The Vatican scandal over shady bank accounts and millions in suspect transfers began shortly before sunrise on June 5 on Via Giuseppe Verdi, a picturesque street in the old part of Piacenza, a town in northeastern Italy. An elderly gentleman in a tailor-made suit had just left his house with a leather briefcase dangling from his right hand. He was on his way to his car.

It was to be an important day for Ettore Gotti Tedeschi, who had recently been fired as the head of the Vatican bank -- even if it turned out differently than he'd expected. Tedeschi was planning to go to the Vatican on that morning, but he never got there. 

Instead, Gotti Tedeschi found four men waiting for him in the street -- not a hit squad as he feared at first, but investigators with the Carabinieri, Italy's national military police force.   .   .   .    For several hours, they searched through his sparsely furnished, cloister-like home office. At the same time, other officers were searching through Gotti Tedeschi's office in Milan. Among the objects they confiscated were two computers, two cabinets' full of binders, a planner and his briefcase.

The investigators were pleased  .   .   .   .   they stumbled upon something else in there search which proved to be spectacular.  The documents confiscated from Gotti Tadeschi, a former confidant of the pope,    .   .   .   .   includes references to anonymous numbered accounts and questionable transactions as well as written and electronic communications reportedly showing how Church banking officials circumvented European regulations aimed at combating money-laundering.

Gotti Tedeschi upset powerful forces within the Roman Curia, the Vatican's administrative and judicial apparatus. Several high-ranking officials within the Curia viewed the bank, officially known as the Institute for Works of Religion (IOR), as something akin to a trust company for clandestine monetary transactions that is not only used by the Church, but allegedly also by the mafia as well as corrupt politicians and companies. In one of the seized Gotti Tedeschi memos, he wrote: "I've seen things in the Vatican that scare me."

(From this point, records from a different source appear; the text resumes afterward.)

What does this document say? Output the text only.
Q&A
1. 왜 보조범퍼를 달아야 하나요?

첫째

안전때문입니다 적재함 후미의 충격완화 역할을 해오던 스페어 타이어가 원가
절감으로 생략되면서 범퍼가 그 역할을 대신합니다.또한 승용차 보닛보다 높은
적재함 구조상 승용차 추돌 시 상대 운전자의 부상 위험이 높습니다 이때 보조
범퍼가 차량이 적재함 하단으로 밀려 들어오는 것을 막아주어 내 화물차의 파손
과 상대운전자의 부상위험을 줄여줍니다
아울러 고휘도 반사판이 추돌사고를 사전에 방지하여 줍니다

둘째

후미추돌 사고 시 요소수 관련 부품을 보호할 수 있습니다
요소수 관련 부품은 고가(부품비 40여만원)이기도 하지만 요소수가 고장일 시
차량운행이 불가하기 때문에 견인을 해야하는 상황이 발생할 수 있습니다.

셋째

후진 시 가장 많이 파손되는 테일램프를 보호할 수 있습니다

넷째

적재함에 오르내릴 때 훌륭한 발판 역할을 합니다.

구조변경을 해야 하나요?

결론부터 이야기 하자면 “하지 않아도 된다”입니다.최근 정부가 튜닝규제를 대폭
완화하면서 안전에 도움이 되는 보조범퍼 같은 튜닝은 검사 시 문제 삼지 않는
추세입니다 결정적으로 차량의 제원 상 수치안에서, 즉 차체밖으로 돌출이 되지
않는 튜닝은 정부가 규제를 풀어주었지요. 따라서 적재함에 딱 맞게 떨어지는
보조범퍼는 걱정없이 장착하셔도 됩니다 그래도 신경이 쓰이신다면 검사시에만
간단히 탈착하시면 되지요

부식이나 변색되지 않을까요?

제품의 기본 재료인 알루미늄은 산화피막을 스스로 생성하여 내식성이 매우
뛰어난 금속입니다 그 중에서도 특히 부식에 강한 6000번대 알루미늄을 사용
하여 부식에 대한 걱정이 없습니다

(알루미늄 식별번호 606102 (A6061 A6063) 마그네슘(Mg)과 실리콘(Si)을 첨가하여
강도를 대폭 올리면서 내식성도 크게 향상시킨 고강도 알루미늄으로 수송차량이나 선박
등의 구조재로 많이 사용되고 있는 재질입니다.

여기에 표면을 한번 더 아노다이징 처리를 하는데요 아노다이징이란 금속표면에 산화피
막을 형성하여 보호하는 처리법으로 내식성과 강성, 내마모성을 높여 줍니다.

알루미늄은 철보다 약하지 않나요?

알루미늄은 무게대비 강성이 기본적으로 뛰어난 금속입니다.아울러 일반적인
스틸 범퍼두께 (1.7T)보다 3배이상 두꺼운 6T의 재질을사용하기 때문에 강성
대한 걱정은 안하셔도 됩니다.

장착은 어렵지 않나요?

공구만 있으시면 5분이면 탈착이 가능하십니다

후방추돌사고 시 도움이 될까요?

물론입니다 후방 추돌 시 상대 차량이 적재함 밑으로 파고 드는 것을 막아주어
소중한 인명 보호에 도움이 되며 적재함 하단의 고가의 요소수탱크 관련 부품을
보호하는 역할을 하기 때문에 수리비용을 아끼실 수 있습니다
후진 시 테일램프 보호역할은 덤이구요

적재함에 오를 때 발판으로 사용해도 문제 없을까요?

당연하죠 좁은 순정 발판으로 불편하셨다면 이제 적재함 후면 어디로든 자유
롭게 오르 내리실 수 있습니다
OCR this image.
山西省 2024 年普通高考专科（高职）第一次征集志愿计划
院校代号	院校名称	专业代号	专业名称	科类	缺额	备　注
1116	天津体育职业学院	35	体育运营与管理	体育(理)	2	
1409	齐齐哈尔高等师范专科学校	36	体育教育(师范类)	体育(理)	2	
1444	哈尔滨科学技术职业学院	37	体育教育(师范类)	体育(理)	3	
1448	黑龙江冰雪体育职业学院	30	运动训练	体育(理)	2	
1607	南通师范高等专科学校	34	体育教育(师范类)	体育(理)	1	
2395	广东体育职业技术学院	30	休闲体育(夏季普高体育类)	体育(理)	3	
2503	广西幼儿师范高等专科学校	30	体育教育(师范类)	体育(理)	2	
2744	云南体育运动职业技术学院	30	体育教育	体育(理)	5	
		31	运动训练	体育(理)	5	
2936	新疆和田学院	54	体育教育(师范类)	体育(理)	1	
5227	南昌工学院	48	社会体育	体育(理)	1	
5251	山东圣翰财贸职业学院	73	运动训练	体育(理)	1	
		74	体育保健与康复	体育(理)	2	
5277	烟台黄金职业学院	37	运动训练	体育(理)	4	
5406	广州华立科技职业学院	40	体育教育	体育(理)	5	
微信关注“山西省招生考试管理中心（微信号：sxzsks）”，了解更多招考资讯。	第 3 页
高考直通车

The next act in the drama is set for Wednesday. Money-laundering experts from the Council of Europe will present a preliminary report on the Vatican in Strasbourg. It currently looks as though they will indicate serious misgivings about whether the IOR has taking sufficient precautions against money-laundering.

The Vatican leadership is alarmed. Archbishops and cardinals are far from thrilled that Italian officials are now rummaging around in their secret affairs. Papal spokesman Federico Lombardi has openly threatened Italy's law-enforcement apparatus and urged it to kindly respect "the sovereign rights of the Holy See." 

For more than 40 years, the IOR, founded in 1942, has been regularly embroiled in scandals, including bribery money for political parties, mafia money-laundering and, repeatedly, anonymous accounts.   Many who have become ensnarled in illegal business dealings with the Vatican bank have been forced to pay with their lives, while others have spent years behind bars. Despite all of its sacred and solemn promises, the Vatican has succeeded in keeping the pope's bank a haven for money-launderers.

The direct beneficiary [of IOR] is the pope and his Church; 2010 earnings from the bank were €55 million. Such revenues help make up for a decline in donations from members of his global congregation.

Whereas Benedict XVI and his predecessors have preached humility and ethical financial dealings from the window overlooking St. Peter's Square, his confidants working directly beneath the papal windows have continued to pursue shady financial transactions.

Such things could include a complex system of ghost accounts and shell companies like the bank had when Archbishop Paul Casimir Marcinkus was its head in the 1980s. At the time, the bank did business involving foreign currency and weapons with the Milanese banker Robert Calvi and the mafia financier Michele Sidona -- and helped launder illegal proceeds the mafia earned from drug-trafficking as well as bribes paid to Christian-conservative Italian politicians.

In the end, Calvi was found dangling beneath London's Blackfriars Bridge and his private secretary fell to her death from the window of his Banco Ambrosiano. Four years later, in 1986, Sidona would die in prison after drinking a morning espresso laced with cyanide. 

The article continues with more details.  All of the details again raise this question: how does anyone with moral decency remain a Roman Catholic?  The criminality - - and moral bankruptcy - of the Church leadership is simply mind numbing.

1 comment:

Stephen said...

I think the current pope should be indicted under RICO. I doubt that he would extradite himself, but the US should ask... and stop treating the Vatican as if it were a country.